В мире не нашлось бы такой навахи, которую старик не сумел бы изготовить. Гигант-навахон, в раскрытом виде подобный рапире. Салва Вирго – крошечный Страж Чести, скрытый за подвязкой женского чулка. Севильяна с лезвием в виде «бычьего языка». Serpent, Arlequin, de muestra; с двумя клинками, с тяжелым шариком на конце рукояти...
«Ножевой бой, малыш, – грязный бой. Честь мужчины – смерть врага. Остальное придумали умники и герои. Первые – трусы, вторые – дураки. Плюнь врагу в лицо. Брось в глаза горсть табака. Табак с перцем? – еще лучше. Оскорби гордеца, испугай малодушного. И шевели, шевели свой нож! Пусть они видят клинок, а не тебя, ядовитого el nino navajero...»
– Доброе утро, господа!
Его ждали. Хмурый, злой, как сатана, Пеше д’Эрбен– виль расхаживал у кромки воды, завернувшись в плащ. Ответить на приветствие он и не подумал.
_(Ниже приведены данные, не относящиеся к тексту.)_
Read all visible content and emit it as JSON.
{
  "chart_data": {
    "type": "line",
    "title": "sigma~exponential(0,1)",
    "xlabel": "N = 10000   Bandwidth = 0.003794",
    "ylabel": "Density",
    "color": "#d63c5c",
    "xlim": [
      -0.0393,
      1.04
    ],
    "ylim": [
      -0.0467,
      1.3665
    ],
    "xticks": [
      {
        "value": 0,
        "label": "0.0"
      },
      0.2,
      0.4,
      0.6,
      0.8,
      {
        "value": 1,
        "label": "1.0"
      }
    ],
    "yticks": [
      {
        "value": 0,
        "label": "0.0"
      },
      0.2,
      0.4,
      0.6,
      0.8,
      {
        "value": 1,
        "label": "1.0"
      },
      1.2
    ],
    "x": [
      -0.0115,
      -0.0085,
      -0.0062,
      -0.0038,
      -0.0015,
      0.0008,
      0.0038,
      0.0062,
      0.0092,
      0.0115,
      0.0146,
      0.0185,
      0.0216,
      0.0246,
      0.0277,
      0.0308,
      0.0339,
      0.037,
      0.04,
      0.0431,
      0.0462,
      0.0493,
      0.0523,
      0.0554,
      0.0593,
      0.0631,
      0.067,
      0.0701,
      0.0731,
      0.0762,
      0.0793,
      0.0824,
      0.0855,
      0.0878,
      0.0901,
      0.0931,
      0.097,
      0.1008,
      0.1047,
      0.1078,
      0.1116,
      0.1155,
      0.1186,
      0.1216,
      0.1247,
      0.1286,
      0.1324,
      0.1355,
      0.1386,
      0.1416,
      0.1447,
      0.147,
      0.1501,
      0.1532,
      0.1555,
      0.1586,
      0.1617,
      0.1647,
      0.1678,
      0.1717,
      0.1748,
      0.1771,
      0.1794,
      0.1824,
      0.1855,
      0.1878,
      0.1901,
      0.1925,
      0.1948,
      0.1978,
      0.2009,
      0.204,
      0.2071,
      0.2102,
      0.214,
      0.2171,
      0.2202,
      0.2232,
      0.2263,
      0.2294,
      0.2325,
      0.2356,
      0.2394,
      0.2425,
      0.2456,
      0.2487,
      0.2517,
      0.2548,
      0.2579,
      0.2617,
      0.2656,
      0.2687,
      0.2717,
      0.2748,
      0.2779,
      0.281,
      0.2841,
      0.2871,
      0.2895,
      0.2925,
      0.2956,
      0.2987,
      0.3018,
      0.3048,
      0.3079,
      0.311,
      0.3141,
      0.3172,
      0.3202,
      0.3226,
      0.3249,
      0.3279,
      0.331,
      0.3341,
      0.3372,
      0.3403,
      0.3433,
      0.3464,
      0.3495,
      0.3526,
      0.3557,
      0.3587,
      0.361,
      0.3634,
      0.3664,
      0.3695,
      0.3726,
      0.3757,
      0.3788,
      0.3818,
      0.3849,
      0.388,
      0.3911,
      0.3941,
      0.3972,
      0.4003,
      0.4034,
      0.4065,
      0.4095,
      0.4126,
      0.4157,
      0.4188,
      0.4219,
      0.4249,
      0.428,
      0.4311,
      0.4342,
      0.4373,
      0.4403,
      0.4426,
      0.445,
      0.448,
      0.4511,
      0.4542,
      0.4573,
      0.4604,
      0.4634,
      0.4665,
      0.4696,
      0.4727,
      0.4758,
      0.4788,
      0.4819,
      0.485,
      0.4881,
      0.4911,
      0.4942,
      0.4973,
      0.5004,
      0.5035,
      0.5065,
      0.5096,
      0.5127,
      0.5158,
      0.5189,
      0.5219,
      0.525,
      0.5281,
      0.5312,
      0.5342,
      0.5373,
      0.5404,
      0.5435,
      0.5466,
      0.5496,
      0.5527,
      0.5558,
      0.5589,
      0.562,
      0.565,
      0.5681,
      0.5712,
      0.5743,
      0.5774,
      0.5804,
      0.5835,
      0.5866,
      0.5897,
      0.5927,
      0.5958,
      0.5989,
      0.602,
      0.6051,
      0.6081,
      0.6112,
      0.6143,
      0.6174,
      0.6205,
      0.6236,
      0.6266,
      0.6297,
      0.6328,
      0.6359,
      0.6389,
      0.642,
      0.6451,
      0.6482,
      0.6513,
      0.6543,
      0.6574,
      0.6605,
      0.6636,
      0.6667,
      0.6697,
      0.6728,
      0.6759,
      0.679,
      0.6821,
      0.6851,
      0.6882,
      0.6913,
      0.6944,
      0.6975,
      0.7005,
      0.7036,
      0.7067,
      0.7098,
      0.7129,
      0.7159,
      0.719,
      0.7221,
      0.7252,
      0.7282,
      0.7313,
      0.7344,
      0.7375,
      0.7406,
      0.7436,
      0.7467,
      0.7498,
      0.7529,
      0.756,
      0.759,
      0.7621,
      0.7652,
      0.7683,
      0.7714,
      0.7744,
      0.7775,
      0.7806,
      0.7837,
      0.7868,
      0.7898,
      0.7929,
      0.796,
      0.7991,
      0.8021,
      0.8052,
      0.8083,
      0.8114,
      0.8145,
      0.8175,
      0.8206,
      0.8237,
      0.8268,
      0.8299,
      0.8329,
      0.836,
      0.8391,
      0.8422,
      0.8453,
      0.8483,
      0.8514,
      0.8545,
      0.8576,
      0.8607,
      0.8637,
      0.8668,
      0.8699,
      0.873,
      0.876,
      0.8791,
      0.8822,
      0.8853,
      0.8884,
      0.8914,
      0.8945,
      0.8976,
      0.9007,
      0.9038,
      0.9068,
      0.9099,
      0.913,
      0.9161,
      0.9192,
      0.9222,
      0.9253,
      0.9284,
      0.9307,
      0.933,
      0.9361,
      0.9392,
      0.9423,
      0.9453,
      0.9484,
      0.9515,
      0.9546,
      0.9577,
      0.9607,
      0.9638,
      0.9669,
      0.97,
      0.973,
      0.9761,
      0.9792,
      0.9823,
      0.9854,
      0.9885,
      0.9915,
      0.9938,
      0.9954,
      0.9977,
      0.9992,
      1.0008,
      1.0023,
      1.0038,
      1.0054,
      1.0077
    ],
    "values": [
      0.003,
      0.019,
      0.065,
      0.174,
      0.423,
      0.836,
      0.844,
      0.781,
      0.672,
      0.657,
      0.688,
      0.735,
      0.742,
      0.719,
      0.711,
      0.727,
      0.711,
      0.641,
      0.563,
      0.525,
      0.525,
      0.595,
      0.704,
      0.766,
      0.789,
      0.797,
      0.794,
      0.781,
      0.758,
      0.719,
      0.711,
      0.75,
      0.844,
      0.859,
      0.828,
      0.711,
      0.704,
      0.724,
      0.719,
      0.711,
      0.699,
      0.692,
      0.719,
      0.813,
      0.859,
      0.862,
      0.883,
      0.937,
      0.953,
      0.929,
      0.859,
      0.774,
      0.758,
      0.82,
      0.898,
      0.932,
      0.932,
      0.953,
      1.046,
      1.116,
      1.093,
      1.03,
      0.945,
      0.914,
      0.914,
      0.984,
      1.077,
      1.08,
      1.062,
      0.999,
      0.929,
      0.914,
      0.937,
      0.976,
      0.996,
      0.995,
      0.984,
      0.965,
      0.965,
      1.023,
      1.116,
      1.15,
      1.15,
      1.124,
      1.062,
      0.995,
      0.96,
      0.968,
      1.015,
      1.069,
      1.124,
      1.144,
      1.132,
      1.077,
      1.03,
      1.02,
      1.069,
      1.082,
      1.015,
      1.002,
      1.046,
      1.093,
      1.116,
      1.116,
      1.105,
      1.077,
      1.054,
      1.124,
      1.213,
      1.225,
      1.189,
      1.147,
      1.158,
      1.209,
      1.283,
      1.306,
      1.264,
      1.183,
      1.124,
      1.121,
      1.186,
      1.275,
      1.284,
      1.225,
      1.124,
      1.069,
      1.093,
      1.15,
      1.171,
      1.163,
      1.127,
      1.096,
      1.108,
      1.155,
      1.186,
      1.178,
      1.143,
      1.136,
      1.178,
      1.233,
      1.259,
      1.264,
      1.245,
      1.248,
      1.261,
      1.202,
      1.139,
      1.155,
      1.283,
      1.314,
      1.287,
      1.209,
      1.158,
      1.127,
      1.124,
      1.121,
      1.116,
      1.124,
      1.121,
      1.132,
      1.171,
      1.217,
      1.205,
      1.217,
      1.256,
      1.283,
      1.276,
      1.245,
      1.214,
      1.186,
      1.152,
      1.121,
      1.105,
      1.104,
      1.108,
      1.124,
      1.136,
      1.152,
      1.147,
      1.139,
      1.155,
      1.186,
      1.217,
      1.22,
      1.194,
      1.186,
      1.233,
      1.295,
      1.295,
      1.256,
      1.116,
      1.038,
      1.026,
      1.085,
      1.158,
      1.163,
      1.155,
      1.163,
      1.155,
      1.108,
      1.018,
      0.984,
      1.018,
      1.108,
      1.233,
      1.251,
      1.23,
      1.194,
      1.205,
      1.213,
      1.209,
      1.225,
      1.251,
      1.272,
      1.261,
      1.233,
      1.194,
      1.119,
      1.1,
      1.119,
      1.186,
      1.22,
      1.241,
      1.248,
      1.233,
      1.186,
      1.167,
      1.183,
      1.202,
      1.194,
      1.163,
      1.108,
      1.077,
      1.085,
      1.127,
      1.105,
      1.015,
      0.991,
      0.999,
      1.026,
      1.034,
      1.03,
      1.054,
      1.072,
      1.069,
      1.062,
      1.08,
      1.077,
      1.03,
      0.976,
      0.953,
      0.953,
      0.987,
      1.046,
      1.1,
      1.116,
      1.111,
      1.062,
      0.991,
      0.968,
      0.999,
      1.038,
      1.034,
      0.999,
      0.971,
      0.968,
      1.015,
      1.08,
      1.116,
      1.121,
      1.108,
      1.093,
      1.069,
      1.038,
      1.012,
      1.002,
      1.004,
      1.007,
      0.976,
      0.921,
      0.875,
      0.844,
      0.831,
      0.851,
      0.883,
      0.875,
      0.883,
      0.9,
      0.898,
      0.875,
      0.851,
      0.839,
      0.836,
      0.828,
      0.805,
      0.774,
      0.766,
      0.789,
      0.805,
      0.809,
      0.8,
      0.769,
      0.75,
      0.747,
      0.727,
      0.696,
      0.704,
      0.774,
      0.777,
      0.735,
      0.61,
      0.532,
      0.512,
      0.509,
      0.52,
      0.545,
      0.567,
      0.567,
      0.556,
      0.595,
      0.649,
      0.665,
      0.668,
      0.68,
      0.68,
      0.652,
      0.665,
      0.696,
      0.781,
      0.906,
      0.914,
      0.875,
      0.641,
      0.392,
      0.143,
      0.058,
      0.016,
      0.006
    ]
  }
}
На лице бретера читалось острое желание покончить с дуэлью самым быстрым образом. Зато секунданты получали очевидное удовольствие. Не каждый день судьба расщедривается на такой подарок – участие в оригинальнейшем поединке!
Будет, о чем рассказать друзьям...
Газетчик Бошан строчил в блокноте, готовя заметку сразу для двух рупоров общественного мнения – лояльной «Le Moniteur» и оппозиционной «Le Courrier francais». Лицо толстяка раскраснелось, взор пылал огнем вдохновения. Казалось, он сочиняет любовное послание в стихах, а не репортаж.
«Ну конечно! – с сарказмом подумал Шевалье. – Суммарный тираж в шесть тысяч куда лучше любой из половинок этой цифры! И гонорар – сообразно. Всю жизнь мечтал попасть в поле зрения прессы...»
– Рад видеть вас в добром здравии! – с преувеличенным радушием поклонился Люсьен Дебрэ, секундант д’Эрбенвиля. Он явно смущался грубым поведением бретера и, как дипломат, желал смягчить ситуацию. – Господа, прежде чем начать дуэль, я хочу предложить вам...
– Исключено, – буркнул д’Эрбенвиль.
Сбросив плащ и оставшись в одной рубашке, он стал тщательно обматывать плащом левую руку. Чувствовалось, что за выбором подходящего «щита» Пеше провел не меньше половины ночи. Складки получались красивые, в римском стиле.
– Что – исключено? Я еще ничего не предложил...
Дебрэ растерялся. Молодой чиновник, в конце карьеры видящий себя министром, он готовился к выступлениям заранее. И терпеть не мог, когда его перебивали.